Generating submission summary report: generate_summary.py
TODO: see if this is still useful to wranglers
This tool generates two summary metadata reports for a submission/project. The first report counts the number specific entities in the submission/project. Currently, the entities counted is hard-coded and not complete. The second report contains a summary of other useful metadata pieces that can be used to populate projects pages. It is also not complete.
Pre-requisites and installation
- python3
- git
- requirements of the repo
To install the tool, clone the ingest-broker repository.
Usage
Move to the ingest broker directory.
cd ingest-broker
Install the requirements of the package or run in docker (instructions for how to do this in the main README)
pip install -r requirements.txt
Check out the usage of generate_summary.py
by using --help
:
mfreeberg$ python generate_summary.py --help
usage: generate_summary.py [-h] H T U O
Process some integers.
positional arguments:
H the url of the ingest API (e.g
http://api.ingest.dev.data.humancellatlas.org)
T the type of summary (project or submission)

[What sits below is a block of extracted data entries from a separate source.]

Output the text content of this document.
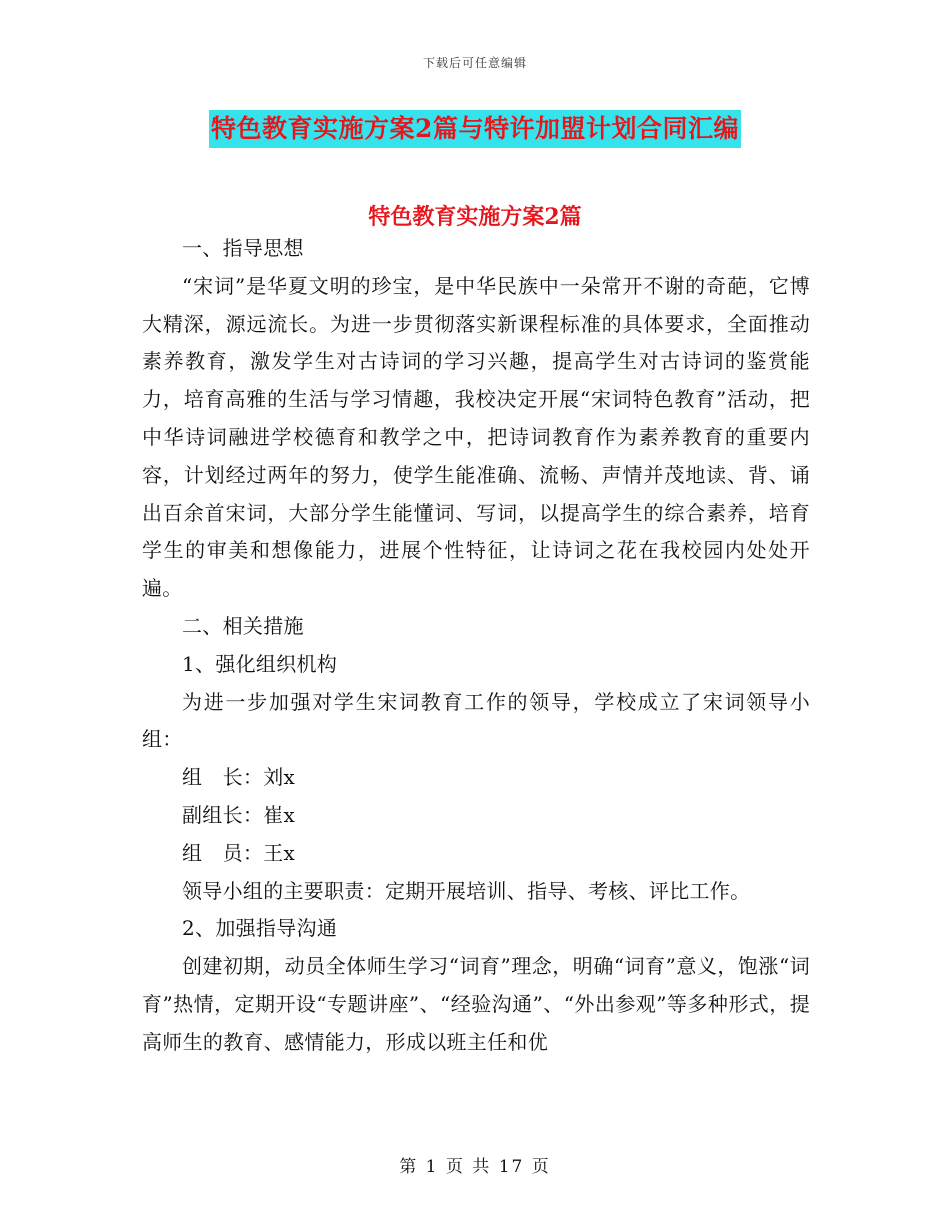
下载后可任意编辑
特色教育实施方案2篇与特许加盟计划合同汇编
特色教育实施方案2篇

一、指导思想

“宋词”是华夏文明的珍宝，是中华民族中一朵常开不谢的奇葩，它博大精深，源远流长。为进一步贯彻落实新课程标准的具体要求，全面推动素养教育，激发学生对古诗词的学习兴趣，提高学生对古诗词的鉴赏能力，培育高雅的生活与学习情趣，我校决定开展“宋词特色教育”活动，把中华诗词融进学校德育和教学之中，把诗词教育作为素养教育的重要内容，计划经过两年的努力，使学生能准确、流畅、声情并茂地读、背、诵出百余首宋词，大部分学生能懂词、写词，以提高学生的综合素养，培育学生的审美和想像能力，进展个性特征，让诗词之花在我校园内处处开遍。

二、相关措施

1、强化组织机构

为进一步加强对学生宋词教育工作的领导，学校成立了宋词领导小组：

组　长：刘x

副组长：崔x

组　员：王x

领导小组的主要职责：定期开展培训、指导、考核、评比工作。

2、加强指导沟通

创建初期，动员全体师生学习“词育”理念，明确“词育”意义，饱涨“词育”热情，定期开设“专题讲座”、“经验沟通”、“外出参观”等多种形式，提高师生的教育、感情能力，形成以班主任和优

第 1 页 共 17 页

U the uuid of the project/submission
O summary output format
optional arguments:
-h, --help show this help message and exit
Run the generate_summary.py
script supplying the ingest API url, the type of summary (project or submission), the (project or submission envelope, respectively) UUID, and the desired output format (json or tsv). If you choose json, the report will be printed to the screen. If you choose tsv, the report be written to report.tsv
.
mfreeberg$ python3 generate_summary.py http://api.ingest.dev.data.humancellatlas.org project 763e071c-34ed-4db5-9006-8929ccdf5b26 tsv
mfreeberg$ cat report.tsv
entity count
dissociation_protocol 1
enrichment_protocol 1
library_preparation_protocol 1
sequencing_protocol 1
process 5096
donor_organism 8
specimen_from_organism 8
cell_suspension 2544
sequence_file 5088
Also generated is a file scrape.tsv
which contains a bit more key pieces of metadata that can be useful to fill out project pages.
mfreeberg$ cat scrape.tsv
cell_type ['pancreatic A cell', 'acinar cell', 'type B pancreatic cell', 'pancreatic D cell', 'pancreatic ductal cell', 'mesenchymal cell']
num_total_estimated_cells 2544
organ ['pancreas', 'islet of Langerhans']
organoid_organ_model []
genus_species ['Homo sapiens']
num_donors 8
num_specimens 8
num_cell lines 0
num_organoids 0
num_cell suspension 2544
library_construction_approach ['Smart-seq2']
num_fastqs 5088
project_title ['Single cell transcriptome analysis of human pancreas reveals transcriptional signatures of aging and somatic mutation patterns.']
contact_names/emails ['Martin, Enge', 'Laura,,Huerta', 'Matthew,,Green', 'martin.enge@gmail.com', 'lauhuema@ebi.ac.uk', 'hewgreen@ebi.ac.uk']
If you would like additional metadata reported by this tool, please make a request via a GitHub issue in the ingest-central repository.